Today, I found a real estate article by ILYCE R. GLINK AND SAMUEL J. at the Washington Post concerning the need for buyers to be careful when considering the purchase of a bank-owned property. The information is timely; as there seems to be a sense of entitlement and expectation among banks that believe buyers should pay close to market price for properties requiring significant rehab work and/or serious environmental remediation like mold, asbestos, lead paint, etc. The way banks have been, they would prefer to transfer some or all of their losses to a buyer, if they could. Bank REO departments would not be doing their job if they did not try to do this. However, there is a line that often gets crossed where it concerns fixers that require a significant amount of repairs. This article is right on point by warning buyers to beware when considering bank-owned foreclosures by pointing out that when homes sit vacant for a long time, this is the time when new problems can develop. Mold is one problem common to vacant homes in regions where there is a lot of rain. Mold can be a costly problem; especially when there is a bad roof, or if water is seeping through the walls into house. These things are not always visible, but a certified inspection report can alert you to the need for a more specialized inspection.

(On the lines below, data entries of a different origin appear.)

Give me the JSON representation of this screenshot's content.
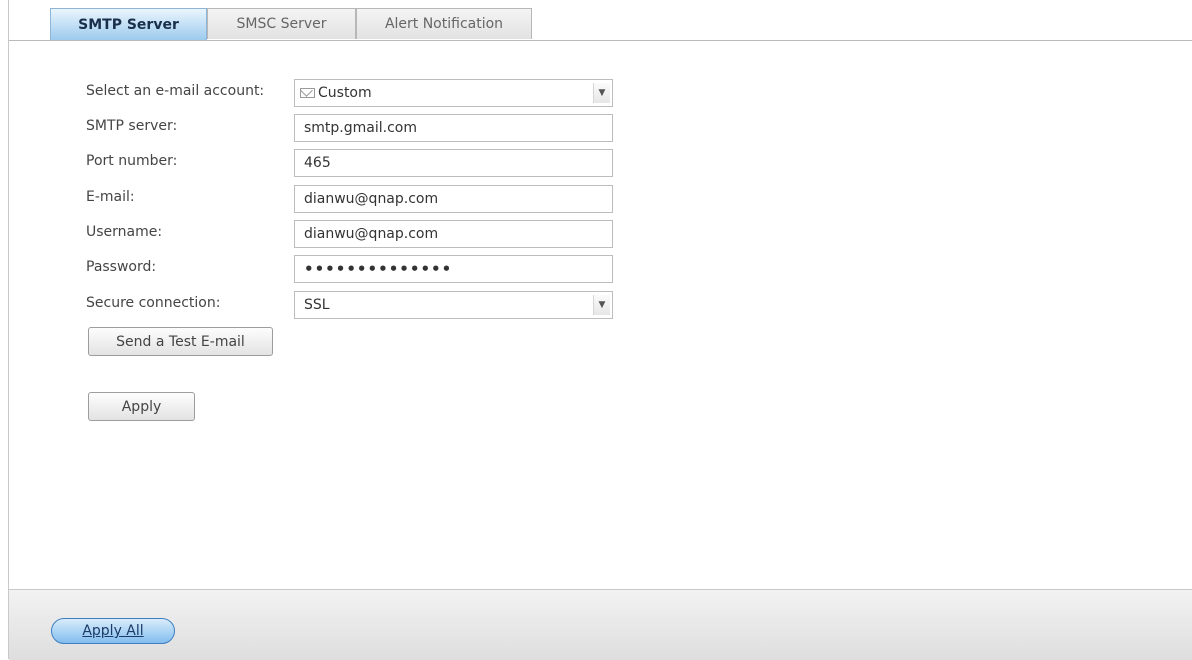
{
  "tabs": [
    {
      "label": "SMTP Server",
      "active": true
    },
    {
      "label": "SMSC Server",
      "active": false
    },
    {
      "label": "Alert Notification",
      "active": false
    }
  ],
  "form": {
    "account": {
      "label": "Select an e-mail account:",
      "value": "Custom",
      "icon": "mail-icon"
    },
    "smtp_server": {
      "label": "SMTP server:",
      "value": "smtp.gmail.com"
    },
    "port": {
      "label": "Port number:",
      "value": "465"
    },
    "email": {
      "label": "E-mail:",
      "value": "dianwu@qnap.com"
    },
    "username": {
      "label": "Username:",
      "value": "dianwu@qnap.com"
    },
    "password": {
      "label": "Password:",
      "value": "••••••••••••••"
    },
    "secure": {
      "label": "Secure connection:",
      "value": "SSL"
    }
  },
  "buttons": {
    "test_email": "Send a Test E-mail",
    "apply": "Apply",
    "apply_all": "Apply All"
  },
  "icons": {
    "dropdown": "chevron-down-icon"
  },
  "colors": {
    "active_tab_top": "#eaf5fd",
    "active_tab_bottom": "#9ccbee",
    "apply_all_accent": "#82bdef"
  }
}
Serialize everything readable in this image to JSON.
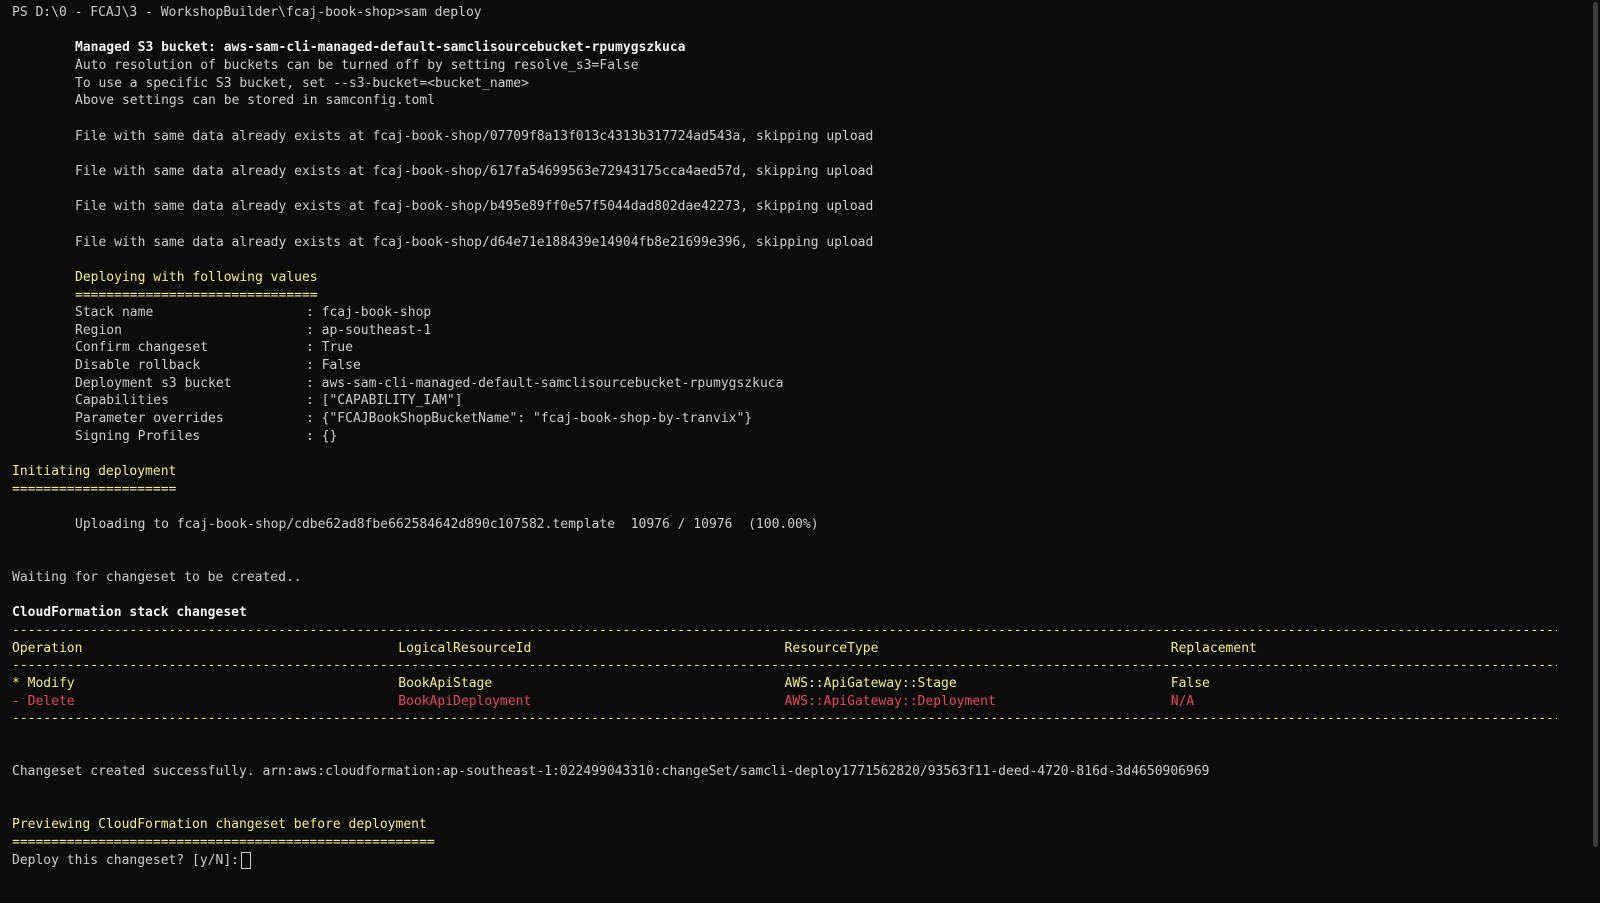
{
  "prompt": {
    "path": "PS D:\\0 - FCAJ\\3 - WorkshopBuilder\\fcaj-book-shop>",
    "command": "sam deploy"
  },
  "bucket_info": {
    "managed_line": "Managed S3 bucket: aws-sam-cli-managed-default-samclisourcebucket-rpumygszkuca",
    "auto_line": "Auto resolution of buckets can be turned off by setting resolve_s3=False",
    "specific_line": "To use a specific S3 bucket, set --s3-bucket=<bucket_name>",
    "stored_line": "Above settings can be stored in samconfig.toml"
  },
  "skipped_uploads": [
    "File with same data already exists at fcaj-book-shop/07709f8a13f013c4313b317724ad543a, skipping upload",
    "File with same data already exists at fcaj-book-shop/617fa54699563e72943175cca4aed57d, skipping upload",
    "File with same data already exists at fcaj-book-shop/b495e89ff0e57f5044dad802dae42273, skipping upload",
    "File with same data already exists at fcaj-book-shop/d64e71e188439e14904fb8e21699e396, skipping upload"
  ],
  "deploy_values": {
    "heading": "Deploying with following values",
    "underline": "===============================",
    "items": [
      {
        "key": "Stack name",
        "value": ": fcaj-book-shop"
      },
      {
        "key": "Region",
        "value": ": ap-southeast-1"
      },
      {
        "key": "Confirm changeset",
        "value": ": True"
      },
      {
        "key": "Disable rollback",
        "value": ": False"
      },
      {
        "key": "Deployment s3 bucket",
        "value": ": aws-sam-cli-managed-default-samclisourcebucket-rpumygszkuca"
      },
      {
        "key": "Capabilities",
        "value": ": [\"CAPABILITY_IAM\"]"
      },
      {
        "key": "Parameter overrides",
        "value": ": {\"FCAJBookShopBucketName\": \"fcaj-book-shop-by-tranvix\"}"
      },
      {
        "key": "Signing Profiles",
        "value": ": {}"
      }
    ]
  },
  "initiating": {
    "heading": "Initiating deployment",
    "underline": "====================="
  },
  "upload_line": "Uploading to fcaj-book-shop/cdbe62ad8fbe662584642d890c107582.template  10976 / 10976  (100.00%)",
  "waiting_line": "Waiting for changeset to be created..",
  "changeset": {
    "title": "CloudFormation stack changeset",
    "separator": "---------------------------------------------------------------------------------------------------------------------------------------------------------------------------------------------------------------",
    "headers": [
      "Operation",
      "LogicalResourceId",
      "ResourceType",
      "Replacement"
    ],
    "rows": [
      {
        "cells": [
          "* Modify",
          "BookApiStage",
          "AWS::ApiGateway::Stage",
          "False"
        ],
        "color": "#f0f07a"
      },
      {
        "cells": [
          "- Delete",
          "BookApiDeployment",
          "AWS::ApiGateway::Deployment",
          "N/A"
        ],
        "color": "#e74856"
      }
    ]
  },
  "created_line": "Changeset created successfully. arn:aws:cloudformation:ap-southeast-1:022499043310:changeSet/samcli-deploy1771562820/93563f11-deed-4720-816d-3d4650906969",
  "preview": {
    "heading": "Previewing CloudFormation changeset before deployment",
    "underline": "======================================================"
  },
  "confirm_prompt": "Deploy this changeset? [y/N]:"
}
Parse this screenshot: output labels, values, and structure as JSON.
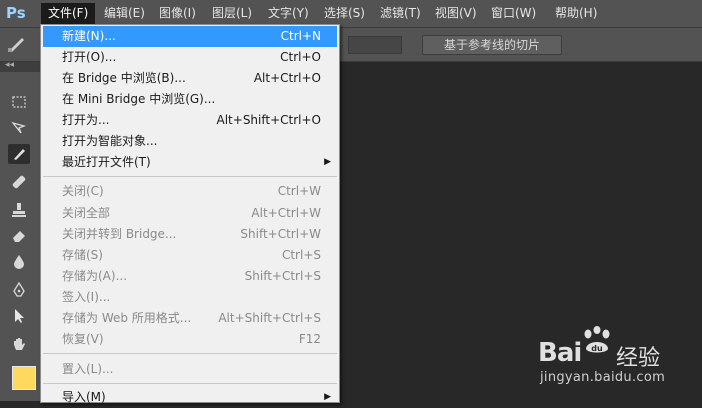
{
  "app": {
    "logo": "Ps"
  },
  "menubar": {
    "items": [
      {
        "label": "文件(F)"
      },
      {
        "label": "编辑(E)"
      },
      {
        "label": "图像(I)"
      },
      {
        "label": "图层(L)"
      },
      {
        "label": "文字(Y)"
      },
      {
        "label": "选择(S)"
      },
      {
        "label": "滤镜(T)"
      },
      {
        "label": "视图(V)"
      },
      {
        "label": "窗口(W)"
      },
      {
        "label": "帮助(H)"
      }
    ]
  },
  "options_bar": {
    "slice_button": "基于参考线的切片"
  },
  "toolbox": {
    "collapse": "◂◂",
    "tools": [
      "marquee-icon",
      "lasso-icon",
      "slice-icon",
      "healing-icon",
      "stamp-icon",
      "eraser-icon",
      "blur-icon",
      "pen-icon",
      "path-select-icon",
      "hand-icon"
    ],
    "foreground_color": "#ffd85f"
  },
  "file_menu": {
    "items": [
      {
        "label": "新建(N)...",
        "shortcut": "Ctrl+N"
      },
      {
        "label": "打开(O)...",
        "shortcut": "Ctrl+O"
      },
      {
        "label": "在 Bridge 中浏览(B)...",
        "shortcut": "Alt+Ctrl+O"
      },
      {
        "label": "在 Mini Bridge 中浏览(G)...",
        "shortcut": ""
      },
      {
        "label": "打开为...",
        "shortcut": "Alt+Shift+Ctrl+O"
      },
      {
        "label": "打开为智能对象...",
        "shortcut": ""
      },
      {
        "label": "最近打开文件(T)",
        "shortcut": ""
      },
      {
        "label": "关闭(C)",
        "shortcut": "Ctrl+W"
      },
      {
        "label": "关闭全部",
        "shortcut": "Alt+Ctrl+W"
      },
      {
        "label": "关闭并转到 Bridge...",
        "shortcut": "Shift+Ctrl+W"
      },
      {
        "label": "存储(S)",
        "shortcut": "Ctrl+S"
      },
      {
        "label": "存储为(A)...",
        "shortcut": "Shift+Ctrl+S"
      },
      {
        "label": "签入(I)...",
        "shortcut": ""
      },
      {
        "label": "存储为 Web 所用格式...",
        "shortcut": "Alt+Shift+Ctrl+S"
      },
      {
        "label": "恢复(V)",
        "shortcut": "F12"
      },
      {
        "label": "置入(L)...",
        "shortcut": ""
      },
      {
        "label": "导入(M)",
        "shortcut": ""
      }
    ],
    "submenu_arrow": "▶"
  },
  "watermark": {
    "logo_left": "Bai",
    "logo_right": "经验",
    "url": "jingyan.baidu.com"
  },
  "colors": {
    "menu_highlight": "#3399ff",
    "ui_gray": "#535353",
    "canvas_bg": "#282828"
  }
}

When there are severe problems, these problems should be accounted for in the sales price; otherwise, there is a risk of overpaying on account of significant rehab costs, and resulting interest expense. The result of overpaying for properties is–at best–a break even scenario; or it can mean the assumption of a portion of the banks’ losses. Proper investment fundamentals say that an investor should earn more of a return for the increased risks taken. Some fixers are higher risk than others; especially environmental issues that require the investor to deconstruct a house to the frame in order to treat and eradicate a serious mold problem.
“When you buy a bank owned property, you take risks. The bank has not lived in the home and the bank doesn’t have knowledge about the home’s history. You, as the buyer, must take extra care when buying a foreclosed home” (Glink and Tamkin, 2013).